The explicit issue is verification.
The deeper need might be confidence and reassurance.
AI can help identify these latent needs by analyzing complaints and frustrations that imply deeper motivations.
Prompt to try
Identify frustrations or complaints expressed by participants. For each one, infer the deeper unmet need or motivation behind it.
10. Identify Tensions Between Values
Some of the best product insights emerge from trade-offs users struggle with.
Common tensions include:
- speed vs accuracy
- control vs simplicity
- flexibility vs standardization
When users repeatedly describe these tensions, it signals an important design challenge.
Prompt to try
Identify recurring trade-offs or tensions users describe when completing tasks. What competing priorities are they trying to balance?
A Better Way to Use AI for Qualitative Research
Instead of relying on a single AI prompt, many researchers are beginning to use multi-pass workflows.
For example:
Pass 1: Theme identification
Surface common topics across interviews.
Surface common topics across interviews.
Pass 2: Contradiction detection
Find inconsistencies between beliefs and behaviors.
Find inconsistencies between beliefs and behaviors.
Pass 3: Emotion detection
Highlight moments of strong sentiment.
Highlight moments of strong sentiment.
Pass 4: ย Behavior extraction
Identify workflows and workarounds.
Identify workflows and workarounds.
Pass 5: Insight synthesis
Combine signals to produce deeper insights.
Combine signals to produce deeper insights.
This layered approach allows AI to replicate some of the analytical depth experienced qualitative researchers bring to the process.
One Prompt That Often Unlocks Deeper Insights
A surprisingly powerful question to ask during AI analysis is:
What insights would an experienced qualitative researcher notice in this data that a junior researcher might miss?

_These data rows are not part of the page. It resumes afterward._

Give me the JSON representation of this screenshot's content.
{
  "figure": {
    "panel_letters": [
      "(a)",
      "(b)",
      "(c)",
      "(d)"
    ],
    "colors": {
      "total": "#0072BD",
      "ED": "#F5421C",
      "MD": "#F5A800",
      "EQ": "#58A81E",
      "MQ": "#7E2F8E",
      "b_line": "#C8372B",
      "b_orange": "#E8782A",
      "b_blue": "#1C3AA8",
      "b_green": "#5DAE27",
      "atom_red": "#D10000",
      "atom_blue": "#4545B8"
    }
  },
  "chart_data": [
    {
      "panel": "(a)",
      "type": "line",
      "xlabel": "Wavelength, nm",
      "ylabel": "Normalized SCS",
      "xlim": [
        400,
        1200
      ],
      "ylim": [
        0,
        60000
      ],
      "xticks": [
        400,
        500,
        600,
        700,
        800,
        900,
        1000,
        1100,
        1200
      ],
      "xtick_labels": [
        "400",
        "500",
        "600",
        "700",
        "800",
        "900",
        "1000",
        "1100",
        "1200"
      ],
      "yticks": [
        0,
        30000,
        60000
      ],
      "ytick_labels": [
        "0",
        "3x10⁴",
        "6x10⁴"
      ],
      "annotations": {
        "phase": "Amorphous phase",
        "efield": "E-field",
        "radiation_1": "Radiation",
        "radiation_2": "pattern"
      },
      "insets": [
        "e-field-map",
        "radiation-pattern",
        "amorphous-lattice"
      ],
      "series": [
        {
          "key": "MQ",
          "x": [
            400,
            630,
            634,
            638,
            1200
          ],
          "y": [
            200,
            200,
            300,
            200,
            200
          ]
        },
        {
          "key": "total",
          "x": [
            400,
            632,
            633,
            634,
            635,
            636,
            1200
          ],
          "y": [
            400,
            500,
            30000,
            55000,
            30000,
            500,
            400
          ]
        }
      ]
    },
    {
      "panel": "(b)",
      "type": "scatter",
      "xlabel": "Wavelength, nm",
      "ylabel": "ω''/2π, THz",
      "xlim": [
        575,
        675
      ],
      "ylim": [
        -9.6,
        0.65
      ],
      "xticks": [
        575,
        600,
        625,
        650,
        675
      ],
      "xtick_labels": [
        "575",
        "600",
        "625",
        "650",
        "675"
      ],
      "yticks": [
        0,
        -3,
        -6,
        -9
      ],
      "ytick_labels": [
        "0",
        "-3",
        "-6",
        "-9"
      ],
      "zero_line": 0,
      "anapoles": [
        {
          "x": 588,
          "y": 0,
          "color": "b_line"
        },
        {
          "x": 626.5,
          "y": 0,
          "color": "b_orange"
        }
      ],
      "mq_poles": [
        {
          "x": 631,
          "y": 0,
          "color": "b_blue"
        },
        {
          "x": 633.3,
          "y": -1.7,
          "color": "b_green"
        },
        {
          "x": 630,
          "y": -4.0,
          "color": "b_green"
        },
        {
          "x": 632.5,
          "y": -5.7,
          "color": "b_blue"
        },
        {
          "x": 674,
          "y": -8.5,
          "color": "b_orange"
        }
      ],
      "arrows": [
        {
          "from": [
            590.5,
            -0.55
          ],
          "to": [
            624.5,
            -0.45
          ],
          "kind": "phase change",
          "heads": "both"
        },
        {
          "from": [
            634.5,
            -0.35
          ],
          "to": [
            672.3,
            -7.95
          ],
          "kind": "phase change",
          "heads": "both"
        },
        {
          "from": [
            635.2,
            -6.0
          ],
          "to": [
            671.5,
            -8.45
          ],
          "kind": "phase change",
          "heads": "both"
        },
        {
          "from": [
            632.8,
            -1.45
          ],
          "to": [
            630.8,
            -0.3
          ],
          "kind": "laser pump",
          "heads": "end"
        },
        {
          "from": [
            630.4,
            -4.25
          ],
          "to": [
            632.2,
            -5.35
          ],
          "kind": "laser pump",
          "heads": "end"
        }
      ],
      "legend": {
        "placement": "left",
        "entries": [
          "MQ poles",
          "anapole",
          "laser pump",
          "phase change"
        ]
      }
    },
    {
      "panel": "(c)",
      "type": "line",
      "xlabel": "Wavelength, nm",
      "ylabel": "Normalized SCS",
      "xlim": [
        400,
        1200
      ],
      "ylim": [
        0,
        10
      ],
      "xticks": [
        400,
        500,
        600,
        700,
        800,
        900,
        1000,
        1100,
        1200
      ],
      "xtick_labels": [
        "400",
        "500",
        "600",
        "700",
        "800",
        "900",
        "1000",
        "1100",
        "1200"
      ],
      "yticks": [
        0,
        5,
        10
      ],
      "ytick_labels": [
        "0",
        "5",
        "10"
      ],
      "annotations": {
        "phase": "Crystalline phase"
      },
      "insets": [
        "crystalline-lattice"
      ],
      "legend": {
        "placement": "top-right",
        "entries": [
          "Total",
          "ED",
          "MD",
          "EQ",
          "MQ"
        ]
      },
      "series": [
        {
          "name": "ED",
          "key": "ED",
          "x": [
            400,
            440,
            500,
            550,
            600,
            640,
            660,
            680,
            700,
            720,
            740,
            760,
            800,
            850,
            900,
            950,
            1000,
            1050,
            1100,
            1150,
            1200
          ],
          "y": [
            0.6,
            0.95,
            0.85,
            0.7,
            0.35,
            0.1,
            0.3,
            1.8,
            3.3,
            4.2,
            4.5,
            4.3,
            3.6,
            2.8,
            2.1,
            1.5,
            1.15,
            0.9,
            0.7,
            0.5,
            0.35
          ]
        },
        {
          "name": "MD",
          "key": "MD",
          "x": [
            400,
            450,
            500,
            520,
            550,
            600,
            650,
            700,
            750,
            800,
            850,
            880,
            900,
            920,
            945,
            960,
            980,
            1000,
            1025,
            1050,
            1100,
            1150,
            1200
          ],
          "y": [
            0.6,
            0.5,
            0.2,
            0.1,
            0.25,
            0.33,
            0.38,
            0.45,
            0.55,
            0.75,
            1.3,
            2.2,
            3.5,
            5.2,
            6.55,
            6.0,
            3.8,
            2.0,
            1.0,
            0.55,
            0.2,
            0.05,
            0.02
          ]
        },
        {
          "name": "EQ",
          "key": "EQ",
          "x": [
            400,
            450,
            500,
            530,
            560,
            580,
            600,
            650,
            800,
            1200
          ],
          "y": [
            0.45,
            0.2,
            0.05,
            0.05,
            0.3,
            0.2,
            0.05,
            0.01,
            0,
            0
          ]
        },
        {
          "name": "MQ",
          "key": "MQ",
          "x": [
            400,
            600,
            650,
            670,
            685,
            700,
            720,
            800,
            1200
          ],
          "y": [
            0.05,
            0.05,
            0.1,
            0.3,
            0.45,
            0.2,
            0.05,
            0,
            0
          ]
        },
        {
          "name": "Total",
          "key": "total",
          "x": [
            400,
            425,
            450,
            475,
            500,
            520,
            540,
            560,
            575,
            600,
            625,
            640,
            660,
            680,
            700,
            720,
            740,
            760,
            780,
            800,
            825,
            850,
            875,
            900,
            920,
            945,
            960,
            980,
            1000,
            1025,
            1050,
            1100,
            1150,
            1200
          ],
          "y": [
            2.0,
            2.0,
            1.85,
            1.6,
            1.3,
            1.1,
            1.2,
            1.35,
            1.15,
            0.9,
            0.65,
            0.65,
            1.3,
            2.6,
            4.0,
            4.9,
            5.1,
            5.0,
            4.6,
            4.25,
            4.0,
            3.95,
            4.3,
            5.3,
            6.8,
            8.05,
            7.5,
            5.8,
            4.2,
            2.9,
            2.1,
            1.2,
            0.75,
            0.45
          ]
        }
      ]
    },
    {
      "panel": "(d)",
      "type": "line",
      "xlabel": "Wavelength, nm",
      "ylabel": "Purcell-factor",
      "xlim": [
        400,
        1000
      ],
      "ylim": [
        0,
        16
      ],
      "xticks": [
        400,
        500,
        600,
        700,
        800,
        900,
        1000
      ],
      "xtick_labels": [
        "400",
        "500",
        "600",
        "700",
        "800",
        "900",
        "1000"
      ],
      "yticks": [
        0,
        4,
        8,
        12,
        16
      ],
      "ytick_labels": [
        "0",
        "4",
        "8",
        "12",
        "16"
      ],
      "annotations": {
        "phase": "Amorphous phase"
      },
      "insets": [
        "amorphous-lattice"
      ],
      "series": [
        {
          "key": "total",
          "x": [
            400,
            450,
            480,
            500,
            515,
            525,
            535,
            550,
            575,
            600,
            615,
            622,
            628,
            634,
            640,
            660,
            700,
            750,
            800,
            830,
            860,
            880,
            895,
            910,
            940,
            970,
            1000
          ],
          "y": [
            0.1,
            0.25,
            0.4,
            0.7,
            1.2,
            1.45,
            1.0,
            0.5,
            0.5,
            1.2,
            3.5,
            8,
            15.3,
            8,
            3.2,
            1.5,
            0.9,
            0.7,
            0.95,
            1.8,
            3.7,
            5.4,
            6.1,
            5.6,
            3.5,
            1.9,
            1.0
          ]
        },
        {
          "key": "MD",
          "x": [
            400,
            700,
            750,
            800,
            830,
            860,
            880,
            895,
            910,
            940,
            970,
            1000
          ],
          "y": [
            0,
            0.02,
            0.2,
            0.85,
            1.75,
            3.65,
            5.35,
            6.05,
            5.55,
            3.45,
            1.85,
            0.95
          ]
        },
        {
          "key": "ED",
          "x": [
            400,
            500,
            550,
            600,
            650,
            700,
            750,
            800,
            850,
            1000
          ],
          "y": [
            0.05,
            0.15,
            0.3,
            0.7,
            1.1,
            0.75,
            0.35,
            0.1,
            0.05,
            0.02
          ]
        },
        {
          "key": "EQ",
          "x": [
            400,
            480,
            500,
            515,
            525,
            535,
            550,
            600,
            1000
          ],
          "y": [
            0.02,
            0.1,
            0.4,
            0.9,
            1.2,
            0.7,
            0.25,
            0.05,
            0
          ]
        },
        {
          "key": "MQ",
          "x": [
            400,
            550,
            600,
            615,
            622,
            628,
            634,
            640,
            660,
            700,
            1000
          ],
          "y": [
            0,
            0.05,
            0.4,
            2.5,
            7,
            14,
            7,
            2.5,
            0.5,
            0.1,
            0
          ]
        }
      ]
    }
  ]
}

This encourages the model to look for nuance, patterns, and implicit signals rather than just surface themes.
Example from DoReveal Chat analyzing a study about COVID -19
The Real Opportunity
AI will not replace qualitative researchers.
But it can significantly expand their analytical reach.
Instead of spending hours manually coding transcripts, researchers can use AI to explore contradictions, emotional signals, and hidden patterns at scale, helping them surface insights that might otherwise remain buried in conversation.
And those less obvious insights are often the ones that lead to the most meaningful product decisions.